The Health and Social Care Alliance Scotland (the ALLIANCE) provided a detailed response which outlined legislation and specific actions which they believe are key to a sustainable and just recovery from the pandemic. These included the establishment of a National Care Service and support for the Scottish Government’s intention to consult on a new Human Rights Bill and the incorporation of the United Nations Convention on the Rights of Persons with Disabilities (CRPD) into Scots law.

Other singular suggestions not directly linked to the proposals or legislation included:

  • Law Society of Scotland called for urgent action “to ensure the legal aid system is adequately funded and attracts sufficient members of the profession to represent the most vulnerable in society.”

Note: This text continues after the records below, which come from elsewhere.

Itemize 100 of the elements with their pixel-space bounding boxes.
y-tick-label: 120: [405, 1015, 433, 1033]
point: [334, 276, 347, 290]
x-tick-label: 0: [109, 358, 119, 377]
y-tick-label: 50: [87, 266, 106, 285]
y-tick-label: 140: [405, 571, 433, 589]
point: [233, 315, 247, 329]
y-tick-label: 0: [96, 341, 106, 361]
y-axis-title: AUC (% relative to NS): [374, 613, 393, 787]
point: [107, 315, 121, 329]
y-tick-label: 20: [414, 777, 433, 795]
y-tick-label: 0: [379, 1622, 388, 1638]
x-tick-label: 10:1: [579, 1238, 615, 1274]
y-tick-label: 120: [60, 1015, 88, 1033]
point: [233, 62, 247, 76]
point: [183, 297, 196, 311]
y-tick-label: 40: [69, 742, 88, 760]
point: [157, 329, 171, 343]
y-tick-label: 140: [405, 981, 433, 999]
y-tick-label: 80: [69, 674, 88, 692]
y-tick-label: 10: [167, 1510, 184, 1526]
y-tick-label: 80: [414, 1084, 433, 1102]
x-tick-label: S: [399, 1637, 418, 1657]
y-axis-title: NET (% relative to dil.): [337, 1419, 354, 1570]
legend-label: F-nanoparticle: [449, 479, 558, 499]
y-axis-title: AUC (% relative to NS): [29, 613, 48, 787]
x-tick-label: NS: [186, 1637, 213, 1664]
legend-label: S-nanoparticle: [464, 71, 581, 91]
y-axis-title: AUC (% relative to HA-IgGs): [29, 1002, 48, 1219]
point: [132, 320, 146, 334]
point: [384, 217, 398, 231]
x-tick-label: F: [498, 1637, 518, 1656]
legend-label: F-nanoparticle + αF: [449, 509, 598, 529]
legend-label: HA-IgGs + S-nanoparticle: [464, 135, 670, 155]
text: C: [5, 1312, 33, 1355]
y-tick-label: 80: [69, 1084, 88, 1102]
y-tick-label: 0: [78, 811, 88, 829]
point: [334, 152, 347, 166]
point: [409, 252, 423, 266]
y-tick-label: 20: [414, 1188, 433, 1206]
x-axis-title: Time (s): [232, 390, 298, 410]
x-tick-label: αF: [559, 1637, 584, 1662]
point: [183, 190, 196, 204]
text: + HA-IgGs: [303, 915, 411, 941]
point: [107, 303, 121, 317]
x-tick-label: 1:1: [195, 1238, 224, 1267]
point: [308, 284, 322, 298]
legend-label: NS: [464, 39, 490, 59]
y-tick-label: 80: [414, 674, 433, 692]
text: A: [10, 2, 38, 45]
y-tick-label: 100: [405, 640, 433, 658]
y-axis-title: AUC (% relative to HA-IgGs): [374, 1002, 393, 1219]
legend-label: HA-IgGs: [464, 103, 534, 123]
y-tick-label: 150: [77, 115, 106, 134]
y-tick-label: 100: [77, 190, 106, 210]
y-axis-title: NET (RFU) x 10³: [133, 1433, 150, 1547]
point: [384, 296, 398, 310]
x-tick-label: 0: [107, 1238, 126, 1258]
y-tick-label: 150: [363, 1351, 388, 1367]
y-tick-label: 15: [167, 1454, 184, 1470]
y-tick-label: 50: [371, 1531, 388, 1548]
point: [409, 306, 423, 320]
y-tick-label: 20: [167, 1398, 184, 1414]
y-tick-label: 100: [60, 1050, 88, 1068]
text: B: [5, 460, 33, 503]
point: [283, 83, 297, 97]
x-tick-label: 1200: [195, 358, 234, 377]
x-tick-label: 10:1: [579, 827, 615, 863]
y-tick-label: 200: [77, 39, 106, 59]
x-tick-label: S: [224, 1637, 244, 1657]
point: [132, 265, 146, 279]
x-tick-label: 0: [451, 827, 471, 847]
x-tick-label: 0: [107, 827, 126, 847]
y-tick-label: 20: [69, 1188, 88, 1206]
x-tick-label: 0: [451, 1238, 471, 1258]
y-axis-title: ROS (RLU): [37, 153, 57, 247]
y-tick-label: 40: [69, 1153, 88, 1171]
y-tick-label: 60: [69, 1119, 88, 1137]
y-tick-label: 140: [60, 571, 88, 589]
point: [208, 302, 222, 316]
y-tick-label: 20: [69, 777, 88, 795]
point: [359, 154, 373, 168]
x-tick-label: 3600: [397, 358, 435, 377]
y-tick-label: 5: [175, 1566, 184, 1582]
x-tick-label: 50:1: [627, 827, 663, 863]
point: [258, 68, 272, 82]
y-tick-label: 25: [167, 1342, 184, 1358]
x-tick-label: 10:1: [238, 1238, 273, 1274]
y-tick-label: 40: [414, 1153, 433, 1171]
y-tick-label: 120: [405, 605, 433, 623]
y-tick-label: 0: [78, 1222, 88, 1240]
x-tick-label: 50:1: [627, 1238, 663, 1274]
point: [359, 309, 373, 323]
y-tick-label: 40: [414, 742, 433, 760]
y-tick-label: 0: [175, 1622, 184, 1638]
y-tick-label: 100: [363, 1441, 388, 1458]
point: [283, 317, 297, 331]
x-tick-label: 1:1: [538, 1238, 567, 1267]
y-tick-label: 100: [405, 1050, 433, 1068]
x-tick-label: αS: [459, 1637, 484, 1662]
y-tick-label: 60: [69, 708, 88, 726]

  • Dundee City Council stated that resilience officers felt that the spend and structures on resilience preparedness would benefit from review. Similarly, an individual called for public bodies to have better preparedness to provide continuity of service.

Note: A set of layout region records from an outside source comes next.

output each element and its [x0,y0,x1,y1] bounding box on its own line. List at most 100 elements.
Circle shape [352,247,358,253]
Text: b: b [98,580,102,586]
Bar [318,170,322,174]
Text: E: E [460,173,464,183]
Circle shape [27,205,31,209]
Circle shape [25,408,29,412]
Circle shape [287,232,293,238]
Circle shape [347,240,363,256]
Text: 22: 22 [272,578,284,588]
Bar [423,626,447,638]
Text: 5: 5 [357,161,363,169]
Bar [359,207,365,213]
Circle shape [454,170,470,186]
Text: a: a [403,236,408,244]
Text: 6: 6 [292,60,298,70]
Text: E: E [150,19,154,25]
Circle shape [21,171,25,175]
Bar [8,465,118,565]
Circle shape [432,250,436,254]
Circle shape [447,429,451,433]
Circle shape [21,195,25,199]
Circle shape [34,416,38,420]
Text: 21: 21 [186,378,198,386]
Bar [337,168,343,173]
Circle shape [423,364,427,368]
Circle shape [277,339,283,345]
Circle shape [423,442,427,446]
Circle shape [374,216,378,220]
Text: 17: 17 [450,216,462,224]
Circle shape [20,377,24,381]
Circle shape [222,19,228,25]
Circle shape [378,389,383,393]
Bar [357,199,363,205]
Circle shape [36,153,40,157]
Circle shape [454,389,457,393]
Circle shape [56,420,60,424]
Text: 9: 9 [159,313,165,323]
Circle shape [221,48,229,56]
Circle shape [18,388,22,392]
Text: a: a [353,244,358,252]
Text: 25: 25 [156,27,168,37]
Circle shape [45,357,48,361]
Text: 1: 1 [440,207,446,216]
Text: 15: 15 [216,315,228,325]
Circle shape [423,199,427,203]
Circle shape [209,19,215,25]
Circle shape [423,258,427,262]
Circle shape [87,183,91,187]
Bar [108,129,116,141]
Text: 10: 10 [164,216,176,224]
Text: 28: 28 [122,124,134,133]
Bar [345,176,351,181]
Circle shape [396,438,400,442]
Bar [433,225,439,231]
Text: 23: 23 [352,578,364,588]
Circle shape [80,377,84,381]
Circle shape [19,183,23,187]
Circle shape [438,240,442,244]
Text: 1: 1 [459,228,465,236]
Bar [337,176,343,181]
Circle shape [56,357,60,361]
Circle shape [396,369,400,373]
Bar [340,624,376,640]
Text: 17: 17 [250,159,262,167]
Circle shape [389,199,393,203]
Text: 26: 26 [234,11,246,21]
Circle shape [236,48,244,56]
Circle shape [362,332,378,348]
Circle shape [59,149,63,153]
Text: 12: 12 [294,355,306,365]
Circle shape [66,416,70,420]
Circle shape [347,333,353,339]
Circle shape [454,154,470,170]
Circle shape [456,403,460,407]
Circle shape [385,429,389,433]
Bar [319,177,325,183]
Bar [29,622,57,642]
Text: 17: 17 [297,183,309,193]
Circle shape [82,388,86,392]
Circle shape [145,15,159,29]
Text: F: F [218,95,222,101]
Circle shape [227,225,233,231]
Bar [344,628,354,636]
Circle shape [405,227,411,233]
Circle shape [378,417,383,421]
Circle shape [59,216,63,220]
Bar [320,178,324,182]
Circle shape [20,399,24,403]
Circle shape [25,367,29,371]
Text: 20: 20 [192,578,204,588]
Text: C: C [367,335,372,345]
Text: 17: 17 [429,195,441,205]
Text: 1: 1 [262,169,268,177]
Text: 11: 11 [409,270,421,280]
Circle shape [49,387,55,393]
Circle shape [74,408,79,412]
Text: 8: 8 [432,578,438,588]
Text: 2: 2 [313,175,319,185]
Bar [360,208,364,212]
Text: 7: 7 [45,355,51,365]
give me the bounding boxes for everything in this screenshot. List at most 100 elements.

  • That the environmental health profession was used in the pandemic, principally because of local relationships, and that this should be built upon.
  • Allow for changes to taxation: lowering or reforming income tax and generally reducing the tax burden, introducing a Covid recovery tax.

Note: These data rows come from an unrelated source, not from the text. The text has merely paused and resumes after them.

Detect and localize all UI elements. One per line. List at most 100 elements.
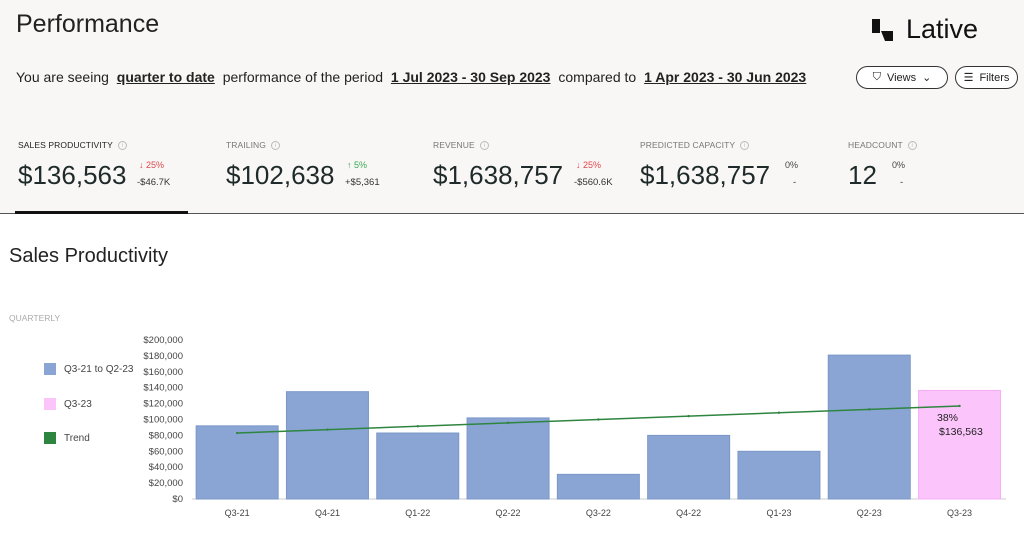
x-tick-label: Q4-21 xyxy=(315,508,340,518)
sub-compared: compared to xyxy=(558,69,637,85)
y-tick-label: $40,000 xyxy=(149,462,183,473)
bar[interactable] xyxy=(918,389,1002,500)
legend-label: Q3-23 xyxy=(64,398,92,410)
active-tab-indicator xyxy=(15,211,188,214)
info-icon[interactable]: i xyxy=(740,140,750,150)
y-tick-label: $0 xyxy=(172,494,183,505)
trend-point xyxy=(868,408,871,411)
sub-prefix: You are seeing xyxy=(16,69,109,85)
trend-point xyxy=(416,425,419,428)
period-label: QUARTERLY xyxy=(9,313,61,323)
metric-tab[interactable]: REVENUE i $1,638,757 ↓ 25% -$560.6K xyxy=(433,140,633,200)
y-tick-label: $160,000 xyxy=(143,367,183,378)
metric-change-pct: ↑ 5% xyxy=(347,160,368,170)
metric-change-pct: ↓ 25% xyxy=(139,160,165,170)
legend-item[interactable]: Trend xyxy=(44,432,90,444)
metric-label-text: SALES PRODUCTIVITY xyxy=(18,140,113,150)
bar[interactable] xyxy=(827,354,911,500)
metric-value: 12 xyxy=(848,160,877,190)
metric-change-delta: - xyxy=(793,177,797,188)
metric-change-delta: - xyxy=(900,177,904,188)
page-title: Performance xyxy=(16,10,160,38)
metric-tab[interactable]: SALES PRODUCTIVITY i $136,563 ↓ 25% -$46.… xyxy=(18,140,218,200)
bar[interactable] xyxy=(466,417,550,500)
x-tick-label: Q4-22 xyxy=(676,508,701,518)
annotation-pct: 38% xyxy=(937,412,958,424)
x-tick-label: Q1-22 xyxy=(405,508,430,518)
info-icon[interactable]: i xyxy=(271,140,281,150)
sub-middle: performance of the period xyxy=(222,69,384,85)
period-link[interactable]: 1 Jul 2023 - 30 Sep 2023 xyxy=(390,69,551,85)
logo: Lative xyxy=(872,14,978,45)
metric-change-pct: 0% xyxy=(892,160,906,170)
metric-tab[interactable]: HEADCOUNT i 12 0% - xyxy=(848,140,1024,200)
metric-label-text: HEADCOUNT xyxy=(848,140,903,150)
period-summary: You are seeing quarter to date performan… xyxy=(16,69,810,85)
x-tick-label: Q2-22 xyxy=(496,508,521,518)
chart-title: Sales Productivity xyxy=(9,245,168,267)
bar[interactable] xyxy=(376,432,460,500)
bar[interactable] xyxy=(647,434,731,500)
metric-value: $1,638,757 xyxy=(433,160,564,190)
trend-point xyxy=(326,428,329,431)
y-tick-label: $80,000 xyxy=(149,430,183,441)
legend-label: Trend xyxy=(64,432,90,444)
info-icon[interactable]: i xyxy=(117,140,127,150)
logo-text: Lative xyxy=(906,14,979,44)
y-tick-label: $180,000 xyxy=(143,351,183,362)
trend-point xyxy=(958,404,961,408)
sliders-icon: ☰ xyxy=(963,72,974,84)
info-icon[interactable]: i xyxy=(907,140,917,150)
metric-label-text: REVENUE xyxy=(433,140,475,150)
info-icon[interactable]: i xyxy=(479,140,489,150)
lative-logo-icon xyxy=(872,18,893,41)
legend-label: Q3-21 to Q2-23 xyxy=(64,363,134,375)
metric-label: HEADCOUNT i xyxy=(848,140,1024,150)
bar[interactable] xyxy=(195,425,279,500)
metric-label: REVENUE i xyxy=(433,140,633,150)
legend-item[interactable]: Q3-23 xyxy=(44,398,92,410)
y-tick-label: $120,000 xyxy=(143,399,183,410)
x-tick-label: Q3-21 xyxy=(225,508,250,518)
y-tick-label: $20,000 xyxy=(149,478,183,489)
metric-change-pct: 0% xyxy=(785,160,799,170)
metric-change-delta: +$5,361 xyxy=(345,177,380,188)
y-tick-label: $200,000 xyxy=(143,335,183,346)
bar[interactable] xyxy=(285,391,369,500)
trend-point xyxy=(687,414,690,418)
views-label: Views xyxy=(886,71,917,84)
y-tick-label: $60,000 xyxy=(149,446,183,457)
metric-value: $136,563 xyxy=(18,160,127,190)
metric-value: $102,638 xyxy=(226,160,335,190)
metric-label: PREDICTED CAPACITY i xyxy=(640,140,840,150)
x-tick-label: Q1-23 xyxy=(766,508,791,518)
metric-label: SALES PRODUCTIVITY i xyxy=(18,140,218,150)
header-panel: Performance Lative You are seeing quarte… xyxy=(0,0,1024,214)
x-tick-label: Q3-23 xyxy=(947,508,972,518)
metric-tab[interactable]: TRAILING i $102,638 ↑ 5% +$5,361 xyxy=(226,140,426,200)
trend-point xyxy=(777,411,781,414)
x-tick-label: Q3-22 xyxy=(586,508,611,518)
metric-tab[interactable]: PREDICTED CAPACITY i $1,638,757 0% - xyxy=(640,140,840,200)
x-tick-label: Q2-23 xyxy=(857,508,882,518)
annotation-value: $136,563 xyxy=(939,426,983,438)
bookmark-icon: ⛉ xyxy=(872,71,881,83)
metric-change-delta: -$46.7K xyxy=(137,177,171,188)
filters-button[interactable]: ☰ Filters xyxy=(955,66,1018,89)
trend-point xyxy=(235,431,239,435)
bar[interactable] xyxy=(737,450,821,500)
range-type-link[interactable]: quarter to date xyxy=(116,69,215,85)
y-tick-label: $140,000 xyxy=(143,383,183,394)
y-tick-label: $100,000 xyxy=(143,415,183,426)
trend-point xyxy=(597,418,600,421)
legend-swatch xyxy=(44,363,56,375)
compare-period-link[interactable]: 1 Apr 2023 - 30 Jun 2023 xyxy=(644,69,807,85)
metric-value: $1,638,757 xyxy=(640,160,771,190)
legend-item[interactable]: Q3-21 to Q2-23 xyxy=(44,363,133,375)
views-button[interactable]: ⛉ Views ⌄ xyxy=(856,66,948,89)
chevron-down-icon: ⌄ xyxy=(922,72,932,84)
metric-change-pct: ↓ 25% xyxy=(576,160,602,170)
bar[interactable] xyxy=(556,473,640,500)
metric-label-text: TRAILING xyxy=(226,140,267,150)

  • Extend licensing hours to allow hospitality to recover.
  • Councils being able to place planning notices online rather than on-site.
  • Greater use of means testing.
  • Encouraging immigration from Europe.
  • Extending dental exemptions for pregnant women and new mothers.
  • Trial periods of Traffic Regulation Orders.
  • Encouraging public projects to be undertaken by Scottish companies (another respondent specifically mentioned ferry building procurement).
  • Scrapping free prescriptions, free tuition fees, baby boxes and Gaelic language support.
  • Abolishing minimum alcohol pricing.
  • Using private sector rent caps.
  • Protecting museums and culturally significant institutions.
  • Increasing Council Tax on under-inhabited homes.
  • Introducing a public transport pass.

Comments on the three themes outlined at Q34

  • In relation to sustainable green jobs, all but two comments were dismissive of the green agenda; one individual, however, called for more home grown produce, and an organisation detailed how they would attempt to sustain the environmentally friendly changes that had resulted from the pandemic.
  • Singular comments on financial security for low-income households varied. These included: a suggestion for investment in affordable Wi-Fi and available technology for all children who need it to access education; a call for recognition of the impact of lengthy justice proceedings on families of the accused and victims of crime; a request to not withdraw extra Covid benefits; a call for employers to offer job security; and a suggestion that “the enactment of the draft Moveable Transactions Bill produced by the Scottish Law Commission (along with their Report on Moveable Transactions (2017)), would support access to finance for individuals and businesses across Scotland.”
  • Public Health Scotland’s response detailed proposals for marginalised and disadvantaged groups, for example, legislation to avoid destitution for those with no recourse to public funds, particularly those in the immigration and asylum system and ethnic minority groups.
  • Additional comments on young people’s wellbeing included: Scottish Council of Independent Schools calling for “the upcoming re-framing of Getting It Right for Every Child, including the Children and Young People Act, should be revisited to include genuine equity of access to all necessary health and related support provisions for all children and young people in Scotland”; and another organisation describing how the pandemic has influenced the way they work with children and young people.